One of the primary ways to use the Money Flow Index is when there is a divergence. A divergence is when the oscillator is moving in the opposite direction of price. This is a signal of a potential reversal in the current price trend.
For example, a very high Money Flow Index that begins to fall below a value of 80 while the underlying security continues to climb is a price reversal signal to the downside. Conversely, a very low MFI reading that climbs above a reading of 20 while the underlying security continues to sell off is a price reversal signal to the upside.
Traders also watch for larger divergences using multiple waves in the price and MFI. For example, a stock peaks at $10, pulls back to $8, and then rallies to $12. The price has made two successive highs, at $10 and $12. If MFI makes a lower higher when the price reaches $12, the indicator is not confirming the new high. This could foreshadow a decline in price.
Source: Fidelity
Figure 1: Overbought/Oversold Signals + Points of Divergence
Overbought/Oversold Signals
A stock is considered overbought if the MFI indicator reaches 80 and above (a bearish reading).
A bullish reading of 20 and below suggests that the stock is oversold.
The overbought and oversold levels are also used to signal possible trading opportunities. Moves below 10 and above 90 are rare. Traders watch for the MFI to move back above 10 to signal a long trade, and to drop below 90 to signal a short trade.
Other moves out of overbought or oversold territory can also be useful. For example, when an asset is in an uptrend, a drop below 20 (or even 30) and then a rally back above it could indicate a pullback is over and the price uptrend is resuming. The same goes for a downtrend. A short-term rally could push the MFI up to 70 or 80, but when it drops back below that could be the time to enter a short trade in preparation for another drop.
These levels may change depending on market conditions.
Limitations
Oversold/Overbought levels are generally not reason enough to buy/sell; and traders should consider additional technical analysis or research to confirm the security's turning point. Keep in mind, during strong trends, the MFI may remain overbought or oversold for extended periods.
The MFI is capable of producing false signals. This is when the indicator does something that indicates a good trading opportunity is present, but then the price doesn't move as expected resulting in a losing trade. A divergence may not result in a price reversal, for instance.

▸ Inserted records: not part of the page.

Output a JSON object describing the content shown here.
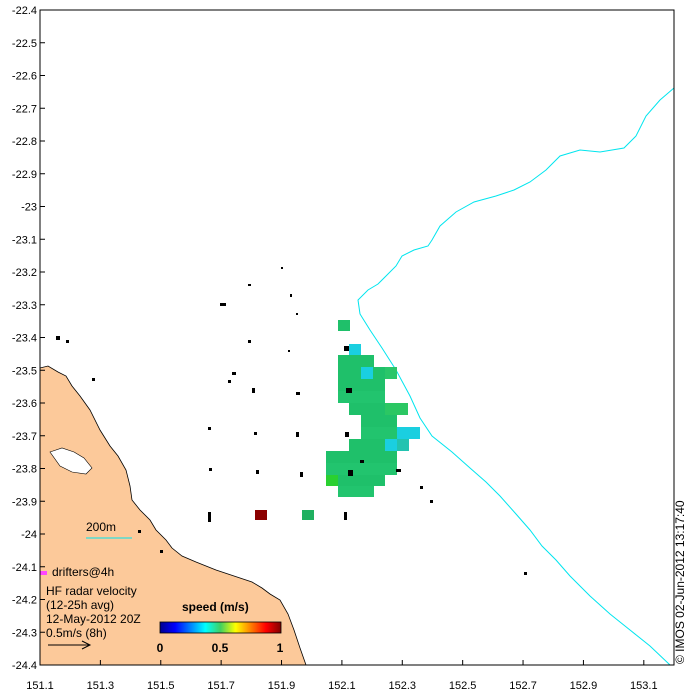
{
  "map": {
    "lon_ticks": [
      "151.1",
      "151.3",
      "151.5",
      "151.7",
      "151.9",
      "152.1",
      "152.3",
      "152.5",
      "152.7",
      "152.9",
      "153.1"
    ],
    "lat_ticks": [
      "-22.4",
      "-22.5",
      "-22.6",
      "-22.7",
      "-22.8",
      "-22.9",
      "-23",
      "-23.1",
      "-23.2",
      "-23.3",
      "-23.4",
      "-23.5",
      "-23.6",
      "-23.7",
      "-23.8",
      "-23.9",
      "-24",
      "-24.1",
      "-24.2",
      "-24.3",
      "-24.4"
    ],
    "lon_range": [
      151.1,
      153.2
    ],
    "lat_range": [
      -24.4,
      -22.4
    ],
    "colors": {
      "land": "#fcc99a",
      "isobath": "#00e5ee",
      "drifter": "#ff44ff",
      "cell_main": "#1fc06a",
      "cell_cyan": "#1acfe0",
      "cell_hot": "#8b0000"
    }
  },
  "labels": {
    "isobath": "200m",
    "drifters": "drifters@4h",
    "radar_line1": "HF radar velocity",
    "radar_line2": "(12-25h avg)",
    "radar_date": "12-May-2012 20Z",
    "scale_label": "0.5m/s (8h)",
    "colorbar_title": "speed (m/s)",
    "cb_ticks": [
      "0",
      "0.5",
      "1"
    ],
    "credit": "© IMOS 02-Jun-2012 13:17:40"
  }
}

The indicator may also fail to warn of something important. For example, while a divergence may result in a price reversing some of the time, divergence won't be present for all price reversals. Because of this, it is recommended that traders use other forms of analysis and risk control and not rely exclusively on one indicator.
Summary
- The Money Flow Index (MFI) is a technical indicator that generates overbought or oversold signals using both prices and volume data.
- An MFI reading above 80 is considered overbought and an MFI reading below 20 is considered oversold, although levels of 90 and 10 are also used as thresholds.
- A divergence between the indicator and price is noteworthy. For example, if the indicator is rising while the price is falling or flat, the price could start rising.